Il la regarda le servir et réceptionna son assiette, elle se servit à son tour. Il hésita à lui demander comment elle se sentait. Elle capta son inquiétude et lui dit,

— Sébastien, ça va… Je dois juste me faire à l’idée.

Elle s’approcha de lui et une fois à sa hauteur, elle passa dans son dos et lui glissa au creux de l’oreille en le tenant par les épaules,

— Et moi aussi j’ai envie de construire quelque chose avec toi,

Elle laissa glisser ses mains sur le torse de Sébastien et lui embrassa le cou,

— Je te fais confiance pour Sandy… Si c’est le seul moyen d’entrer dans les bonnes grâces de ta mère, je suis prête à tenter l’aventure.

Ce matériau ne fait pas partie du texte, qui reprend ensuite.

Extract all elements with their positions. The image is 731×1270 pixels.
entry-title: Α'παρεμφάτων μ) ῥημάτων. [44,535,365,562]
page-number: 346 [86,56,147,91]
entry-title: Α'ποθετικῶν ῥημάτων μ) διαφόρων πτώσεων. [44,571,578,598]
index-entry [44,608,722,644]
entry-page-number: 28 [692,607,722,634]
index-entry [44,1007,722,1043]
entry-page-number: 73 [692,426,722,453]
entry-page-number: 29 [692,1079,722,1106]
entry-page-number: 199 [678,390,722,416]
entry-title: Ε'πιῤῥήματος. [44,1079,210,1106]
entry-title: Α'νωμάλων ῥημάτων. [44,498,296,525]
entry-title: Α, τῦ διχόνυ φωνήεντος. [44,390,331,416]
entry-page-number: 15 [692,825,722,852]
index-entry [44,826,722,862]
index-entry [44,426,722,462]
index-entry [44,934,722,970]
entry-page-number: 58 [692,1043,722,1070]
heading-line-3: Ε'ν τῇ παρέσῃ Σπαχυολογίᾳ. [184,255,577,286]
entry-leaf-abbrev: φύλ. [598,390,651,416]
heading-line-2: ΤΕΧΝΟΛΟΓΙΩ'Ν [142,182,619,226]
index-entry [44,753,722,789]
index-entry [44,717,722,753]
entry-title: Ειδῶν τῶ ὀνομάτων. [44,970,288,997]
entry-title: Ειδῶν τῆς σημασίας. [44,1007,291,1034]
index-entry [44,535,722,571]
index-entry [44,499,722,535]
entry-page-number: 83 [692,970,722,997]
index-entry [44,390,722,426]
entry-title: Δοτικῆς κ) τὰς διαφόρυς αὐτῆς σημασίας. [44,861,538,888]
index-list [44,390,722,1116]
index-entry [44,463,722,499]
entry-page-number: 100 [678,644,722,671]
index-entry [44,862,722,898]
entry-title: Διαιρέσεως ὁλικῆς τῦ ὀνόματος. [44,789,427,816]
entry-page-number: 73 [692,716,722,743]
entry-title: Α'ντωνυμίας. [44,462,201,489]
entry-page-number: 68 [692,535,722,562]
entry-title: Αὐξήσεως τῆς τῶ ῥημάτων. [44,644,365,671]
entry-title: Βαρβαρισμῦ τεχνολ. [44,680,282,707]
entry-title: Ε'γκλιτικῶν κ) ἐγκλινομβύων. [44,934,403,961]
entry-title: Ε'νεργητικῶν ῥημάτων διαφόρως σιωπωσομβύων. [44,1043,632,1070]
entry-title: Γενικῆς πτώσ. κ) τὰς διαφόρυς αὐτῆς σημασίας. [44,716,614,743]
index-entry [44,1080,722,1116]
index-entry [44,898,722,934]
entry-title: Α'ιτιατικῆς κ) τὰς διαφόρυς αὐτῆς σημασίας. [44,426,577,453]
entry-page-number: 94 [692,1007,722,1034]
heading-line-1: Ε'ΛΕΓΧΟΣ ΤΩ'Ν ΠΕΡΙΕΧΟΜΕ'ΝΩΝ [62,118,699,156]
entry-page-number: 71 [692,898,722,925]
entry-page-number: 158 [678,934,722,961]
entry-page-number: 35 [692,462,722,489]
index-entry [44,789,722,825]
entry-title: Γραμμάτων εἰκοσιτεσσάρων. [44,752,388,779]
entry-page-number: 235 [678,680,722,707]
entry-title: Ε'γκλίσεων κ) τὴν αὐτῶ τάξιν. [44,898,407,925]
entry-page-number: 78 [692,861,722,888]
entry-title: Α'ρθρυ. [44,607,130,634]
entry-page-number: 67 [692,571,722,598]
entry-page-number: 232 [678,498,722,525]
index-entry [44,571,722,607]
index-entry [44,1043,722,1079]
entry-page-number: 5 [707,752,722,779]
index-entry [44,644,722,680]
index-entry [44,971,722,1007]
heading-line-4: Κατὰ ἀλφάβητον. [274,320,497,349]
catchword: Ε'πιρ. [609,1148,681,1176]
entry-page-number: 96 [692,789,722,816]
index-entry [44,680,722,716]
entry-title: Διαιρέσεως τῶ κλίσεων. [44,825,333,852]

Il caressa ses mains puis se retourna pour lui faire face, elle l’embrassa en s’asseyant sur ses genoux. Après quelques minutes, elle s’arrêta en lui disant,

— Je te propose de manger quand même, avant que cela ne soit froid.

Après un soupir, Sébastien lui dit, en lui décochant un clin d’œil.

— Oui, c’est vrai… Je vais goûter ta cuisine et prendre des forces pour la suite !

— Ah, j’espère que ma cuisine te plaira !

La soirée se déroula tranquillement après ces révélations, Sébastien apprécia la façon de cuisiner de Valentine et le lui dit. Le jeune couple se retrouva complice et serein.